La carne di maiale viene tagliata a punta di coltello, insaccata
in budella legate a mano con uno spago e bucate in più
parti con un ago affinché fuoriesca l’aria creatasi
durante l’insaccatura; quindi stagionate secondo le più
antiche tradizioni cilentane per un periodo di almeno 45 giorni.
Tutti i salumi del Cilento sono prodotti con carni di maiale
allevati nella regione. E’ uno stupendo salame da assaporare
come semplice antipasto accompagnato da un bicchiere di vino
rosso.
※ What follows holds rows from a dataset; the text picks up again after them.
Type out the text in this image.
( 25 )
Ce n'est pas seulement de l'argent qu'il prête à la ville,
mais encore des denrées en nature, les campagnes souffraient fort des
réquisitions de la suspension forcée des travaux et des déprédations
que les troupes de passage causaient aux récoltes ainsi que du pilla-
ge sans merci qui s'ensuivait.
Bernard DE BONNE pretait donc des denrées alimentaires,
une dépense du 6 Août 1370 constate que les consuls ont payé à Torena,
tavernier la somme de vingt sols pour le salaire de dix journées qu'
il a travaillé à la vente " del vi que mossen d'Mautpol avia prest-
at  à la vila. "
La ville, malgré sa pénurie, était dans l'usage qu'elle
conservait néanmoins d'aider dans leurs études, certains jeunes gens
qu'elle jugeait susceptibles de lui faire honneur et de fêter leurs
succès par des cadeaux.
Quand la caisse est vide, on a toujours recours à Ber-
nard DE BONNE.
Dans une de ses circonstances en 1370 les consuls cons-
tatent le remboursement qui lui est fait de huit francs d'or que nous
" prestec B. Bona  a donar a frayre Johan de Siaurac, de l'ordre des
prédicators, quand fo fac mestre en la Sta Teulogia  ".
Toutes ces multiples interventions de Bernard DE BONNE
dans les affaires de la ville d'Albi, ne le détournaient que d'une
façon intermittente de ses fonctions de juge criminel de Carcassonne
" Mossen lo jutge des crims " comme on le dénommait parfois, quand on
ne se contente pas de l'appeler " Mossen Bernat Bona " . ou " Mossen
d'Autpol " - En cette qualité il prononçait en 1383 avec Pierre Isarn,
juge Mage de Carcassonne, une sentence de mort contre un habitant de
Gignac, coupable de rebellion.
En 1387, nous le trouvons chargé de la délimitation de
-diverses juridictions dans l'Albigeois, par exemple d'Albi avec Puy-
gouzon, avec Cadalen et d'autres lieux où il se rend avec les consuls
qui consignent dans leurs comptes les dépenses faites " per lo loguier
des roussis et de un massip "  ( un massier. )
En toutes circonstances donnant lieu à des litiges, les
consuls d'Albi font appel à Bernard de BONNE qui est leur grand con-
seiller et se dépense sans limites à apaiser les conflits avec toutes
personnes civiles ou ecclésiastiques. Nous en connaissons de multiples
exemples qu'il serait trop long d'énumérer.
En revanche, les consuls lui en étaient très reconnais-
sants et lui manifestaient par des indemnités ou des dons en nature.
La soppressata è dolce o piccante, prodotta con
carni scelte saporite di puro suino: la dolce è aromatizzata
con pepe nero, la piccante con l’aggiunta del peperoncino.
Una particolare citazione merita la rinomata "soppressata
di Gioi".
La soppressata di Gioi prende il nome dalla cittadina di Gioi,
situata a pochi chilometri dalla costa tirrenica, in collina,
a circa 600 metri di altitudine; si produce (soltanto nella
stagione fredda) nel territorio di questo comune e nei paesi
lilmitrofi: Cardile, Salento, Stio, Gorga, Orria e Piano Vetrale.
è un prodotto antichissimo: secondo testimonianze scritte
risale almeno all’XI secolo. Purtroppo la sua produzione
è quasi esclusivamente familiare, mentre questo nobilissimo
salume potrebbe rappresentare una risorsa importante per il
territorio. Si ricava dalle parti pregiate del suino (filetto,
coscia, lombo e spalla) accuratamente mondate di tutte le cartilagini
e dei nervetti. La carne è sminuzzata finemente a punta
di coltello, condita con sale, pepe e, in certi casi, peperoncino
e finocchietto. Amalgamato con cura, l’impasto deve riposare
per una decina di ore. Quindi si insacca nel budello naturale,
inserendo al centro un filetto di lardo lungo quanto il budello
stesso. Tradizionalmente si conserva sotto sugna o sott’olio.